7. Declaras que has planteado un problema dificilísimo al fin de tu consulta, con esa sinceridad con que tanto procuras evitar toda mentira. «Yo pongo delante de ti un niño; te pregunto si cuando creciere será casto y no será más bien un ladrón. Me contestarás sin duda: No lo sé. Y si te pregunto cómo son los pensamientos de ese niño: buenos o malos, me respondes también: No lo sé. No te atreves a prometer con certidumbre nada acerca de sus futuras costumbres ni de su presente intención. Pues ¿cómo en el ofrecimiento para el bautismo responden los padres como responsables y prometen que los niños harán lo que en esa edad ni siquiera pueden pensar, o, si pueden pensarlo, no lo sabemos? ¿Por qué hacemos la pregunta a los oferentes y les decimos: Cree en Dios? Ellos responden en nombre de aquella edad que ni siquiera sabe si Dios existe: ¡Cree! Y así van contestando a cada uno de los ritos que se practican.
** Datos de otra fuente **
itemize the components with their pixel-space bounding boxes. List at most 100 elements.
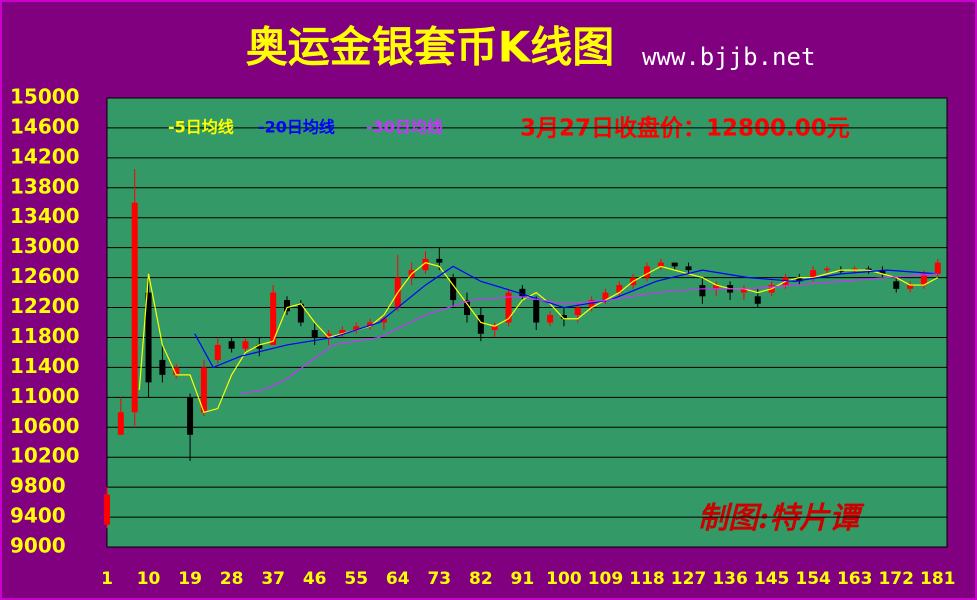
candle-body — [754, 296, 761, 304]
candle-body — [699, 285, 706, 297]
candle-body — [934, 262, 941, 274]
candle-body — [380, 318, 387, 323]
candle-body — [173, 367, 180, 375]
candle-body — [740, 288, 747, 293]
candle-body — [837, 270, 844, 272]
y-tick-label: 11800 — [10, 324, 80, 348]
candle-body — [450, 277, 457, 301]
y-tick-label: 11000 — [10, 384, 80, 408]
candle-body — [491, 326, 498, 330]
candle-body — [533, 300, 540, 323]
y-tick-label: 10200 — [10, 444, 80, 468]
candle-body — [657, 262, 664, 267]
x-tick-label: 100 — [546, 569, 582, 589]
candle-body — [422, 258, 429, 271]
x-tick-label: 1 — [101, 569, 113, 589]
candle-body — [616, 285, 623, 293]
candle-body — [519, 288, 526, 297]
candle-body — [367, 322, 374, 327]
x-tick-label: 154 — [795, 569, 831, 589]
y-tick-label: 9000 — [10, 534, 66, 558]
candle-body — [920, 273, 927, 286]
x-tick-label: 28 — [220, 569, 244, 589]
candle-body — [284, 300, 290, 312]
y-tick-label: 9800 — [10, 474, 66, 498]
y-tick-label: 10600 — [10, 414, 80, 438]
candle-body — [256, 344, 263, 349]
candle-body — [477, 315, 484, 334]
x-tick-label: 19 — [178, 569, 202, 589]
subtitle: www.bjjb.net — [642, 43, 815, 71]
moving-average-line — [240, 273, 938, 395]
y-tick-label: 13000 — [10, 234, 80, 258]
candle-body — [907, 285, 914, 289]
candle-body — [602, 292, 609, 301]
candle-body — [270, 292, 277, 345]
candle-body — [588, 300, 595, 308]
candle-body — [574, 307, 581, 316]
y-tick-label: 13400 — [10, 204, 80, 228]
x-tick-label: 46 — [303, 569, 327, 589]
x-tick-label: 118 — [629, 569, 665, 589]
candle-body — [159, 359, 166, 375]
y-tick-label: 11400 — [10, 354, 80, 378]
candle-body — [242, 341, 249, 349]
candle-body — [131, 202, 138, 413]
candle-body — [851, 268, 858, 271]
x-tick-label: 82 — [469, 569, 493, 589]
legend-entry: -5日均线 — [168, 118, 234, 137]
candle-body — [339, 329, 346, 334]
x-tick-label: 136 — [712, 569, 748, 589]
candle-body — [353, 326, 360, 330]
x-tick-label: 64 — [386, 569, 410, 589]
x-tick-label: 109 — [588, 569, 624, 589]
legend-entry: -20日均线 — [258, 118, 335, 137]
candle-body — [187, 397, 194, 435]
x-tick-label: 37 — [261, 569, 285, 589]
candle-body — [685, 266, 692, 271]
candle-body — [644, 266, 650, 278]
x-tick-label: 10 — [137, 569, 161, 589]
candle-body — [505, 292, 512, 323]
candle-body — [824, 268, 830, 271]
candle-body — [865, 268, 872, 271]
x-tick-label: 181 — [920, 569, 956, 589]
x-tick-label: 172 — [878, 569, 914, 589]
y-tick-label: 13800 — [10, 174, 80, 198]
candle-body — [200, 367, 207, 413]
candle-body — [117, 412, 124, 435]
candle-body — [228, 341, 235, 349]
candle-body — [325, 333, 332, 338]
candle-body — [796, 277, 803, 282]
legend-entry: -30日均线 — [366, 118, 443, 137]
chart-title: 奥运金银套币K线图 — [246, 23, 615, 72]
candle-body — [311, 329, 318, 338]
y-tick-label: 14600 — [10, 114, 80, 138]
candle-body — [104, 494, 110, 525]
candle-body — [297, 303, 304, 323]
moving-average-line — [194, 265, 938, 369]
y-tick-label: 14200 — [10, 144, 80, 168]
y-tick-label: 12600 — [10, 264, 80, 288]
candle-body — [810, 270, 817, 278]
y-tick-label: 15000 — [10, 85, 80, 109]
x-tick-label: 91 — [511, 569, 535, 589]
candle-body — [893, 281, 900, 289]
x-tick-label: 55 — [344, 569, 368, 589]
y-tick-label: 12200 — [10, 294, 80, 318]
candle-body — [879, 270, 886, 274]
plot-area — [106, 97, 948, 548]
moving-average-line — [138, 261, 939, 414]
x-tick-label: 145 — [754, 569, 790, 589]
candle-body — [436, 258, 443, 263]
candle-body — [671, 262, 678, 267]
candle-body — [713, 285, 720, 289]
x-tick-label: 127 — [671, 569, 707, 589]
candle-body — [547, 315, 554, 323]
watermark: 制图:特片谭 — [698, 501, 865, 536]
x-tick-label: 73 — [427, 569, 451, 589]
candle-body — [145, 292, 152, 383]
candle-body — [214, 344, 221, 360]
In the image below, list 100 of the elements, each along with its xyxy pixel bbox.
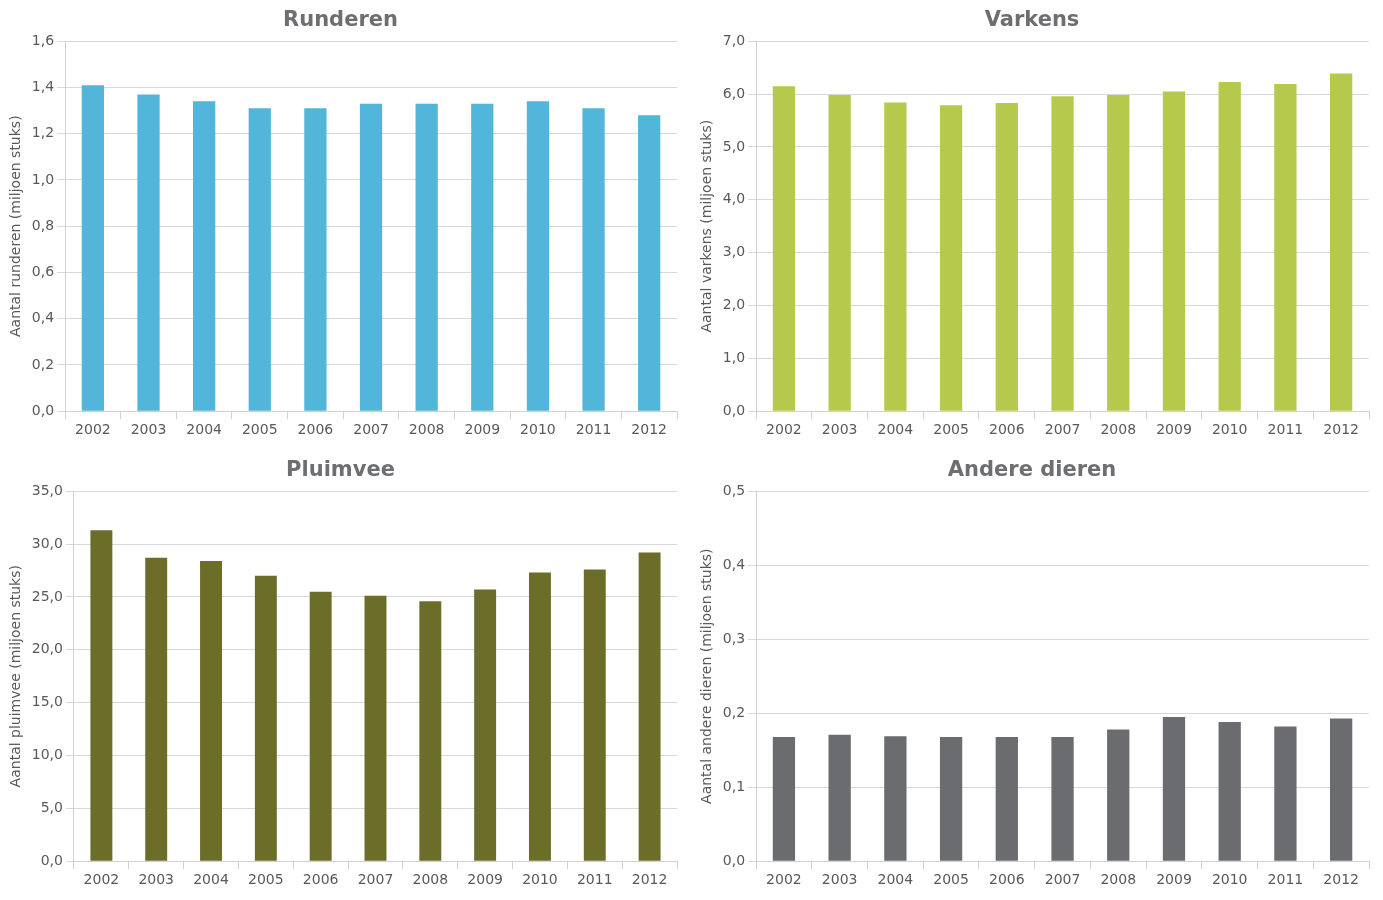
x-tick-label: 2002 (83, 871, 120, 888)
x-tick-label: 2004 (193, 871, 229, 888)
y-tick-label: 1,0 (722, 348, 746, 365)
x-tick-label: 2003 (821, 421, 858, 438)
x-tick-label: 2008 (408, 421, 445, 438)
y-tick-label: 1,2 (31, 124, 55, 141)
x-tick-label: 2012 (1323, 871, 1359, 888)
x-tick-label: 2012 (631, 871, 668, 888)
y-tick-label: 5,0 (40, 798, 63, 815)
y-tick-label: 0,0 (31, 401, 55, 418)
y-tick-label: 0,6 (31, 263, 55, 280)
x-tick-label: 2002 (766, 421, 802, 438)
y-tick-label: 0,2 (31, 355, 55, 372)
bar (528, 572, 551, 861)
x-tick-label: 2008 (1100, 871, 1137, 888)
y-tick-label: 6,0 (722, 84, 746, 101)
x-tick-label: 2004 (186, 421, 223, 438)
x-tick-label: 2002 (75, 421, 111, 438)
y-tick-label: 35,0 (31, 481, 63, 498)
bar (526, 101, 550, 411)
x-tick-label: 2005 (248, 871, 284, 888)
bar (200, 560, 222, 861)
y-tick-label: 3,0 (722, 243, 746, 260)
x-tick-label: 2011 (1267, 871, 1304, 888)
y-tick-label: 0,1 (722, 777, 746, 794)
x-tick-label: 2012 (631, 421, 668, 438)
x-tick-label: 2003 (821, 871, 858, 888)
bar (471, 103, 494, 411)
y-tick-label: 0,5 (722, 481, 746, 498)
x-tick-label: 2004 (877, 421, 914, 438)
chart-title: Varkens (984, 7, 1080, 32)
x-tick-label: 2012 (1323, 421, 1359, 438)
x-tick-label: 2010 (1211, 871, 1248, 888)
y-axis-title: Aantal andere dieren (miljoen stuks) (698, 548, 715, 804)
y-tick-label: 25,0 (31, 587, 63, 604)
y-tick-label: 0,3 (722, 629, 746, 646)
y-axis-title: Aantal runderen (miljoen stuks) (7, 115, 24, 338)
bar (248, 108, 271, 411)
bar (309, 591, 332, 861)
y-axis-title: Aantal pluimvee (miljoen stuks) (7, 565, 24, 788)
chart-title: Pluimvee (286, 457, 395, 482)
x-tick-label: 2006 (988, 421, 1025, 438)
x-tick-label: 2008 (1100, 421, 1137, 438)
bar (145, 557, 168, 861)
y-tick-label: 4,0 (722, 190, 746, 207)
y-tick-label: 0,0 (722, 401, 746, 418)
y-tick-label: 2,0 (722, 296, 746, 313)
bar (638, 552, 661, 861)
x-tick-label: 2011 (576, 871, 613, 888)
y-tick-label: 0,4 (31, 309, 55, 326)
bar (419, 601, 442, 861)
x-tick-label: 2010 (522, 871, 558, 888)
y-tick-label: 1,4 (31, 78, 55, 95)
bar (304, 108, 327, 411)
x-tick-label: 2009 (1156, 871, 1192, 888)
bar (364, 595, 387, 861)
bar (474, 589, 497, 861)
bar (137, 94, 160, 411)
y-tick-label: 10,0 (31, 746, 63, 763)
y-tick-label: 1,6 (31, 31, 55, 48)
x-tick-label: 2007 (1044, 421, 1081, 438)
bar (583, 569, 606, 861)
bar (582, 108, 605, 411)
chart-title: Andere dieren (947, 457, 1117, 482)
bar (415, 103, 438, 411)
x-tick-label: 2003 (138, 871, 175, 888)
y-tick-label: 0,4 (722, 555, 746, 572)
bar (81, 85, 105, 411)
y-tick-label: 0,2 (722, 703, 746, 720)
x-tick-label: 2002 (766, 871, 802, 888)
x-tick-label: 2010 (520, 421, 556, 438)
x-tick-label: 2007 (353, 421, 389, 438)
x-tick-label: 2011 (1267, 421, 1304, 438)
x-tick-label: 2005 (933, 421, 969, 438)
y-tick-label: 1,0 (31, 170, 55, 187)
x-tick-label: 2009 (464, 421, 501, 438)
x-tick-label: 2004 (877, 871, 914, 888)
y-tick-label: 20,0 (31, 640, 63, 657)
x-tick-label: 2007 (357, 871, 394, 888)
x-tick-label: 2003 (130, 421, 167, 438)
x-tick-label: 2009 (1156, 421, 1192, 438)
bar (359, 103, 383, 411)
chart-title: Runderen (283, 7, 398, 32)
y-tick-label: 30,0 (31, 534, 63, 551)
y-tick-label: 0,0 (722, 851, 746, 868)
y-tick-label: 15,0 (31, 693, 63, 710)
x-tick-label: 2006 (302, 871, 339, 888)
x-tick-label: 2009 (467, 871, 503, 888)
x-tick-label: 2005 (241, 421, 278, 438)
bar (90, 530, 113, 861)
x-tick-label: 2006 (297, 421, 334, 438)
x-tick-label: 2008 (412, 871, 449, 888)
x-tick-label: 2007 (1044, 871, 1081, 888)
y-tick-label: 0,0 (40, 851, 63, 868)
y-tick-label: 5,0 (722, 137, 746, 154)
bar (193, 101, 216, 411)
x-tick-label: 2010 (1211, 421, 1248, 438)
x-tick-label: 2011 (575, 421, 612, 438)
bar (254, 575, 277, 861)
y-axis-title: Aantal varkens (miljoen stuks) (698, 119, 715, 333)
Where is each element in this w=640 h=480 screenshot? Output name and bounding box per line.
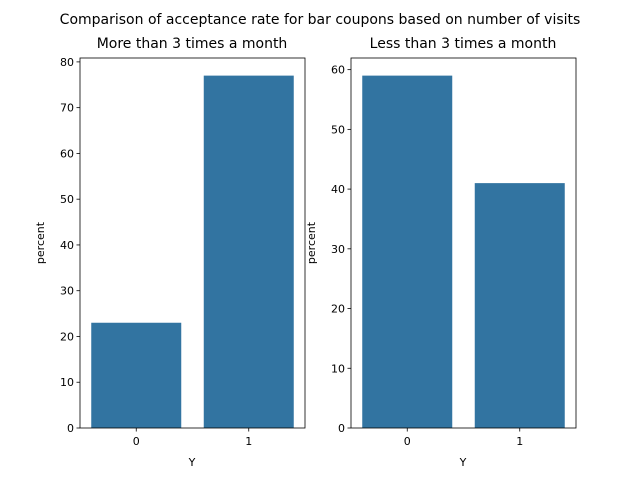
right-chart-y-tick-label: 40	[331, 183, 345, 196]
left-chart-y-tick-label: 80	[60, 56, 74, 69]
right-chart-title: Less than 3 times a month	[370, 36, 557, 52]
right-chart-bars	[362, 75, 565, 428]
left-chart-panel: More than 3 times a month 01020304050607…	[34, 36, 306, 469]
left-chart-y-tick-label: 40	[60, 239, 74, 252]
right-chart-y-tick-label: 0	[338, 422, 345, 435]
left-chart-y-tick-label: 10	[60, 376, 74, 389]
right-chart-y-tick-label: 60	[331, 64, 345, 77]
right-chart-y-tick-label: 30	[331, 243, 345, 256]
right-chart-x-tick-label: 0	[404, 435, 411, 448]
figure-title: Comparison of acceptance rate for bar co…	[60, 12, 581, 28]
right-chart-bar-0	[362, 75, 453, 428]
right-chart-bar-1	[474, 183, 565, 428]
left-chart-y-tick-label: 50	[60, 193, 74, 206]
right-chart-y-axis: 0 10 20 30 40 50 60	[331, 64, 351, 435]
left-chart-y-tick-label: 0	[67, 422, 74, 435]
right-chart-y-tick-label: 20	[331, 303, 345, 316]
left-chart-y-label: percent	[34, 221, 47, 264]
right-chart-y-tick-label: 50	[331, 123, 345, 136]
left-chart-x-tick-label: 0	[133, 435, 140, 448]
right-chart-frame	[350, 57, 577, 429]
right-chart-panel: Less than 3 times a month 0102030405060 …	[305, 36, 577, 469]
left-chart-y-tick-label: 30	[60, 285, 74, 298]
right-chart-y-label: percent	[305, 221, 318, 264]
right-chart-x-label: Y	[459, 456, 467, 469]
left-chart-x-tick-label: 1	[245, 435, 252, 448]
left-chart-bar-0	[91, 322, 182, 428]
left-chart-y-tick-label: 20	[60, 330, 74, 343]
left-chart-bar-1	[203, 75, 294, 428]
left-chart-title: More than 3 times a month	[97, 36, 288, 52]
left-chart-y-tick-label: 70	[60, 102, 74, 115]
left-chart-bars	[91, 75, 294, 428]
left-chart-frame	[79, 57, 306, 429]
left-chart-y-axis: 0 10 20 30 40 50 60 70 80	[60, 56, 80, 435]
right-chart-y-tick-label: 10	[331, 362, 345, 375]
left-chart-y-tick-label: 60	[60, 147, 74, 160]
right-chart-x-tick-label: 1	[516, 435, 523, 448]
left-chart-x-label: Y	[188, 456, 196, 469]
Me extraña que los padres en estos asuntos respondan con tanta confianza en nombre de un niño y digan que éste hace todas esas cosas buenas que el bautizador va preguntando en el momento del rito. Supongamos que en ese momento se hiciese esta pregunta: ¿Será casto el bautizando o bien será un ladrón? No sé si se atrevería alguien a afirmar que será o no será una de esas cosas con la misma seguridad con que contestan que el niño cree en Dios y que se convierte a Dios. Y para concluir tu escrito, añades aún: «Te pido que contestes brevemente a estas cuestiones. No me contestes alegando la costumbre, sino dame razones».
8. Después de leída y releída tu carta y después de meditarla cuanto la premura del tiempo lo consentía, me vino a las mientes la memoria de mi amigo Nebridio. Era éste un diligentísimo y agudísimo escudriñador de problemas oscuros, máxime de los que atañen a doctrinas piadosas, y odiaba el que se contestase brevemente a un problema grande. Cuando alguien pedía una respuesta breve, apenas podía tolerarlo Nebridio, y con voz y semblante indignados sonrojaba a la tal persona, si su dignidad lo permitía. Estimaba que era indigno de respuesta quien tales preguntas formulaba, sin saber cuántas cosas podrían y deberían decirse acerca de un tema tan alto. Yo no me encolerizo contra ti, como él solía hacerlo, porque eres un obispo lleno de quehaceres y preocupaciones como yo. Por eso, ni tú tienes tiempo para leer discursos prolijos ni yo lo tengo tampoco para escribirlos. Aquel joven que no quería escuchar respuestas breves y preguntaba mil cosas en nuestras discusiones, era un ocioso que preguntaba a otro ocioso. Tú, en cambio, piensas que el que pregunta ahora y el que contesta son lo que son, y por eso me reclamas que te conteste brevemente sobre un punto tan importante. Haré lo que pueda. Ayúdeme el Señor para que pueda hacer lo que tú demandas.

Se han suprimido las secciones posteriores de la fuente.